Iraq’s election commission ignored an anti-corruption body’s warnings about the credibility of electronic vote-counting machines used in May’s parliamentary election, according to investigators and a document seen by Reuters. The devices, provided by South Korean company Miru Systems under a deal with the Independent High Elections Commission (IHEC), are at the heart of fraud allegations that led to a manual recount in some areas after the May 12 election. The results of the recount have not yet been announced and political leaders are still trying to form a government. Concerns about the election count center on discrepancies in the tallying of votes by the voting machines, mainly in the Kurdish province of Sulaimaniya and the ethnically-mixed province of Kirkuk, and suggestions that the devices could have been tampered with or hacked into to skew the result.

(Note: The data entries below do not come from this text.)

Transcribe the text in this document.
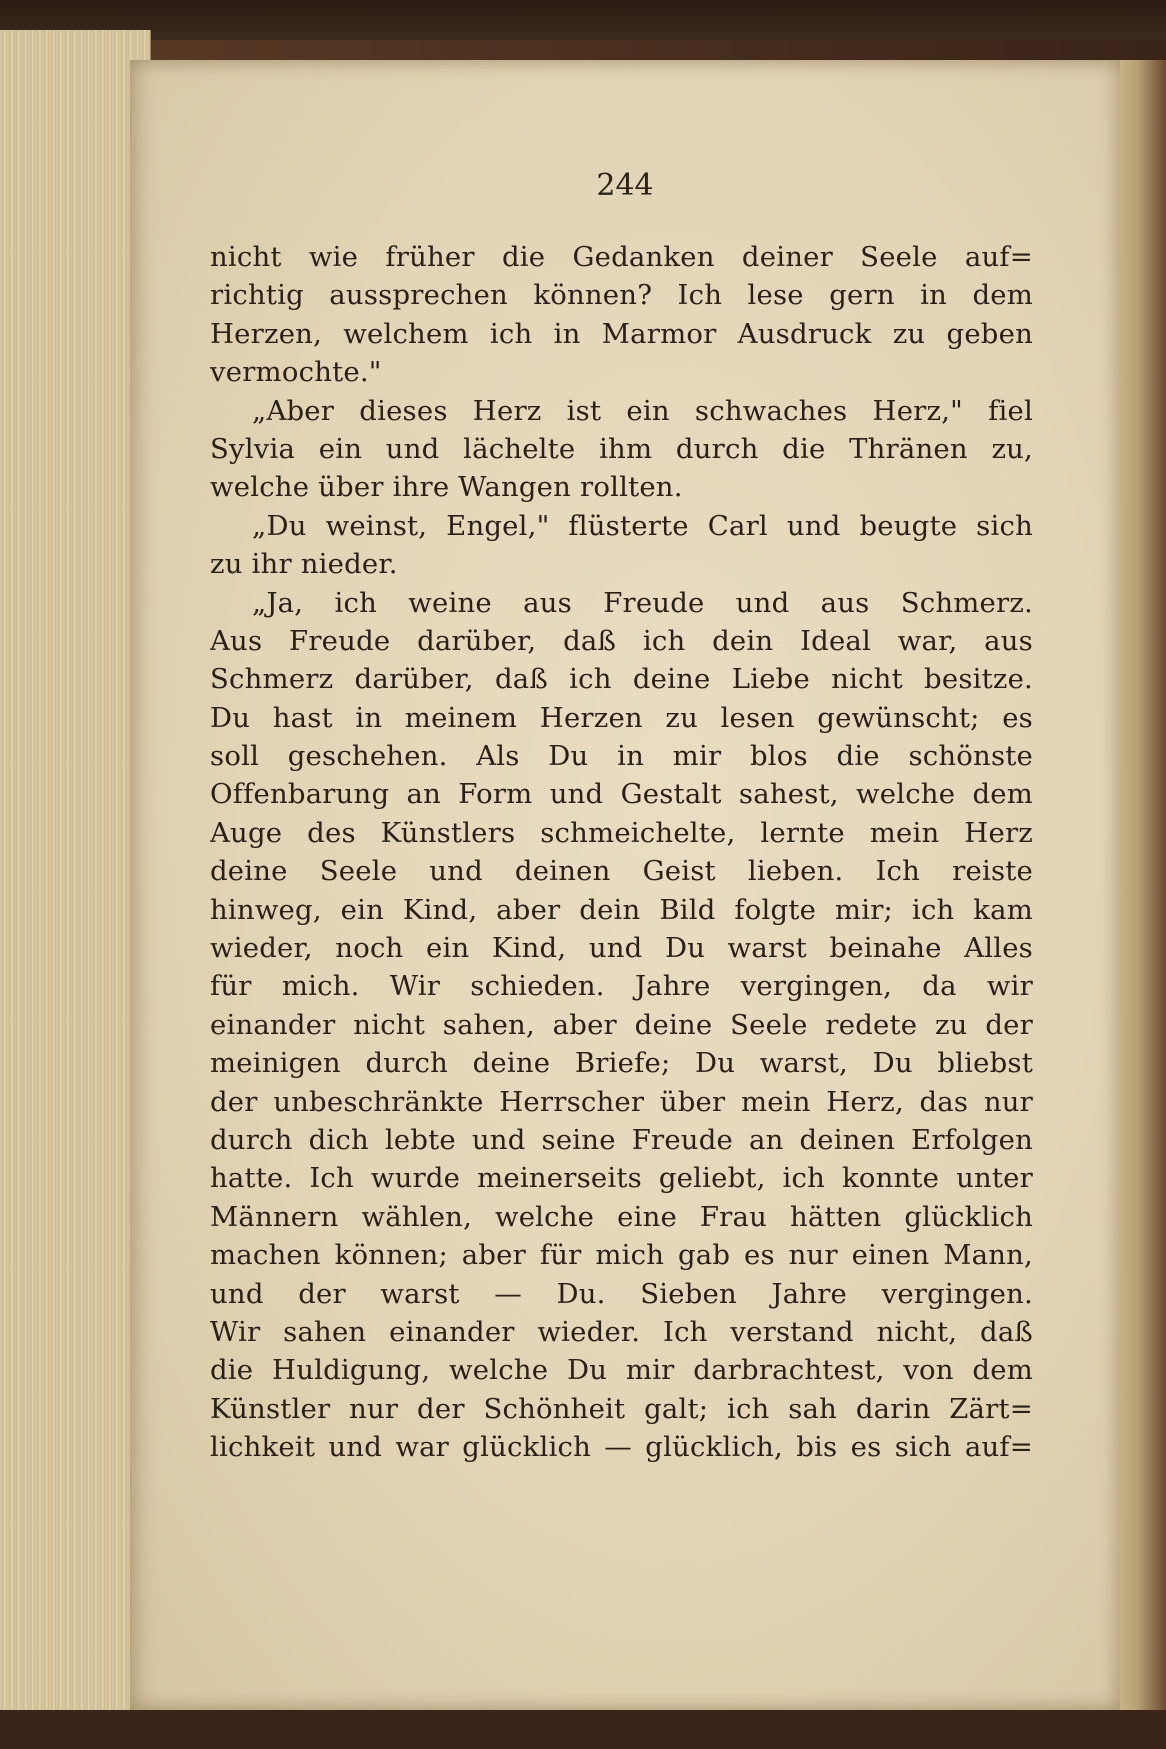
244
nicht wie früher die Gedanken deiner Seele auf=
richtig aussprechen können? Ich lese gern in dem
Herzen, welchem ich in Marmor Ausdruck zu geben
vermochte."
„Aber dieses Herz ist ein schwaches Herz," fiel
Sylvia ein und lächelte ihm durch die Thränen zu,
welche über ihre Wangen rollten.
„Du weinst, Engel," flüsterte Carl und beugte sich
zu ihr nieder.
„Ja, ich weine aus Freude und aus Schmerz.
Aus Freude darüber, daß ich dein Ideal war, aus
Schmerz darüber, daß ich deine Liebe nicht besitze.
Du hast in meinem Herzen zu lesen gewünscht; es
soll geschehen. Als Du in mir blos die schönste
Offenbarung an Form und Gestalt sahest, welche dem
Auge des Künstlers schmeichelte, lernte mein Herz
deine Seele und deinen Geist lieben. Ich reiste
hinweg, ein Kind, aber dein Bild folgte mir; ich kam
wieder, noch ein Kind, und Du warst beinahe Alles
für mich. Wir schieden. Jahre vergingen, da wir
einander nicht sahen, aber deine Seele redete zu der
meinigen durch deine Briefe; Du warst, Du bliebst
der unbeschränkte Herrscher über mein Herz, das nur
durch dich lebte und seine Freude an deinen Erfolgen
hatte. Ich wurde meinerseits geliebt, ich konnte unter
Männern wählen, welche eine Frau hätten glücklich
machen können; aber für mich gab es nur einen Mann,
und der warst — Du. Sieben Jahre vergingen.
Wir sahen einander wieder. Ich verstand nicht, daß
die Huldigung, welche Du mir darbrachtest, von dem
Künstler nur der Schönheit galt; ich sah darin Zärt=
lichkeit und war glücklich — glücklich, bis es sich auf=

Iraq’s Board of Supreme Audit (BSA) expressed reservations about the vote-counting system in a report it sent to the IHEC on May 9, three days before the election.
The BSA said in the report, seen by Reuters, that the IHEC had not responded to 11 concerns it had raised — including over contractual procedures, the inspection of company documents and a failure to properly examine the devices for any flaws.
“Hereby, we found that ignoring and not responding to the report’s findings is considered a clear legal violation contributed to the passage of the electronic vote counting devices despite its unsuitability and easiness of being tampered,” the BSA said in the report.